Another rule, Wilson believed, is that reporters covering trials have to capture every detail in their notes.

“You have to be taking it all down, and you can’t stop, no matter how shocking or graphic the testimony is. So many times after an extraordinary statement by a witness, I have glanced up and seen some of the reporters immobilized, mouths open staring at the witness, pens unmoving in frozen fingers. ‘Write! Write!’ I whisper to them, or jab them with an elbow if they are within range.”

“… But while you are scribbling away, you also have to keep looking up at the jurors, at the opposing counsel, at the relatives and friends in the trial room, to get their reactions when the defendant says something particularly shocking or revealing.”

“When Patty [Hearst] testified that she had been raped, I was able to write into my story that her father pressed his head into his hands so tightly that he left red fingerprints on his face.”

Covering such intense trials almost demanded after-hours relief for Wilson and her colleagues. In addition to being the trial beat’s leading reporter, she was its top raconteur. Her hotel room almost always ended up being the hospitality suite for the press corps.

Wilson’s credo, Deutsch says, was: ” ‘I was put on earth to have a good time.’ And she was going to make sure that happened, not just for her but for everybody else around her.”
She and her fellow reporters would contrive skits and parties, such as the Helter Skelter Party during the Manson trial, for which Wilson dressed as Linda Kasabian, one of the Manson girls.
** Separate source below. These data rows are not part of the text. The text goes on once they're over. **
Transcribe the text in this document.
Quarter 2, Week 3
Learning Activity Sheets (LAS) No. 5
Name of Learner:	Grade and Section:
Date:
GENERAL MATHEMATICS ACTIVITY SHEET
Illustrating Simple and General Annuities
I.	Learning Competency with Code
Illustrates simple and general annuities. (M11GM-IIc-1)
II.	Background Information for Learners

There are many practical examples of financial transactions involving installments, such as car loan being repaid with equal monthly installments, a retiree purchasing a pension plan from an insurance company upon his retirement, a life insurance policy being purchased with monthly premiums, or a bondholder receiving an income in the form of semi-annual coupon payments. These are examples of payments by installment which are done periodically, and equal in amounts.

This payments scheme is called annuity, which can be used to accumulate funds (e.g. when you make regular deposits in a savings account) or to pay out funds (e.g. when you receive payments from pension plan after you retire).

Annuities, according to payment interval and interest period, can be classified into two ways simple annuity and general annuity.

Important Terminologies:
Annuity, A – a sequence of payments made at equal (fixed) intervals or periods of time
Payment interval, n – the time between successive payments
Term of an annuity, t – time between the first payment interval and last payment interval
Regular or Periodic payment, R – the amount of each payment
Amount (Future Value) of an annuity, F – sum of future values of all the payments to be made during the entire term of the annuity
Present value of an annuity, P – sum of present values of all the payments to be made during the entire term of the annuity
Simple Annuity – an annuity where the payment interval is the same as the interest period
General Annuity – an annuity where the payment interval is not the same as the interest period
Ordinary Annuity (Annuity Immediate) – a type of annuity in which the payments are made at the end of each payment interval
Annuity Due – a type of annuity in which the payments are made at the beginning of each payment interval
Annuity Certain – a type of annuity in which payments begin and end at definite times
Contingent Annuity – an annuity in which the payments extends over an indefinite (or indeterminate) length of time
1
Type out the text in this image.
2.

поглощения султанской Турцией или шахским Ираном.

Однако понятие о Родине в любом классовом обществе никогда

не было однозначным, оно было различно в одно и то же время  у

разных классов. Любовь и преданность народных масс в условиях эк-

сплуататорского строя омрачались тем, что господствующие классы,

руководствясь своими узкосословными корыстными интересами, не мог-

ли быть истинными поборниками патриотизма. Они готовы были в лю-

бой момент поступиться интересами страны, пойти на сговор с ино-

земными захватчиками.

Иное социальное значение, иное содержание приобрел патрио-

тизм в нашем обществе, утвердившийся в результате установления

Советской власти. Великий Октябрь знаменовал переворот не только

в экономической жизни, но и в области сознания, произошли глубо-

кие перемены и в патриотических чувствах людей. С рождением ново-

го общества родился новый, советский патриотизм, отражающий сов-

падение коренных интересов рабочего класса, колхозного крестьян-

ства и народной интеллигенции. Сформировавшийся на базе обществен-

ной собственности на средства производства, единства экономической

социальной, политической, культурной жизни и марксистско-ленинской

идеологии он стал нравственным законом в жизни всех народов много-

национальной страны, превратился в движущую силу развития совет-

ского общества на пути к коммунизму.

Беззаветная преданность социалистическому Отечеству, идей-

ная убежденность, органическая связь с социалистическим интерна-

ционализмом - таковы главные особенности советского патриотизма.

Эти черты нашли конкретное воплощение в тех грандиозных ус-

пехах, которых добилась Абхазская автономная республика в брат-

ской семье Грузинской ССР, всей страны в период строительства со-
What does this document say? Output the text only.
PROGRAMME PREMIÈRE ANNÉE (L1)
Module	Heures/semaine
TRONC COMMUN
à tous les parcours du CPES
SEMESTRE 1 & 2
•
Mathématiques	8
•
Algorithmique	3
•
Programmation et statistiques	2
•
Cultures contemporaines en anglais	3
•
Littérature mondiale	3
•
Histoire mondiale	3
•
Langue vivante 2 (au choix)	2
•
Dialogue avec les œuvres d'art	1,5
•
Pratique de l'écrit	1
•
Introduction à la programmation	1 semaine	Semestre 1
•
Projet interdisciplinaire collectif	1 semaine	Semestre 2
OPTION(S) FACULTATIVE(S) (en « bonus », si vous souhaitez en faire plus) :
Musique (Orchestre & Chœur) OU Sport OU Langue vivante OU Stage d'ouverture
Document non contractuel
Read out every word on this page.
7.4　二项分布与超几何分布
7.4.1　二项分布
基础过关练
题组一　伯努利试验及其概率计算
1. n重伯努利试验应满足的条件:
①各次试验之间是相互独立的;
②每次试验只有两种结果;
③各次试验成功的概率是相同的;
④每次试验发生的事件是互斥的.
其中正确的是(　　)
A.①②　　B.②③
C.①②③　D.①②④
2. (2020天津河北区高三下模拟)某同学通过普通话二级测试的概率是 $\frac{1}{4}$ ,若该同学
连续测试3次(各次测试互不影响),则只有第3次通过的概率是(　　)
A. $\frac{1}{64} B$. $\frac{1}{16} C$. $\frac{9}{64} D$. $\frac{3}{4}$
The group also composed songs and poems (the words to some of which were just a little naughty).

Such was the need to break the tension of long trials and near-constant deadlines.
This is the same Theo Wilson, of course, who once masqueraded as a chambermaid to get an interview with the Beatles; the same who once hailed a cab in L.A. and had the cabby drive her 200 miles north to Chowchilla, Calif., to cover the kidnapping of a busload of schoolchildren; and the same who gave the name Lois Lane to her 22-year-old cat, whom she lists in the acknowledgments of her book.

Yes, had it been someone else’s life, all of this would have been a great Theo Wilson byline in the days when grit, not glitz, made a good story.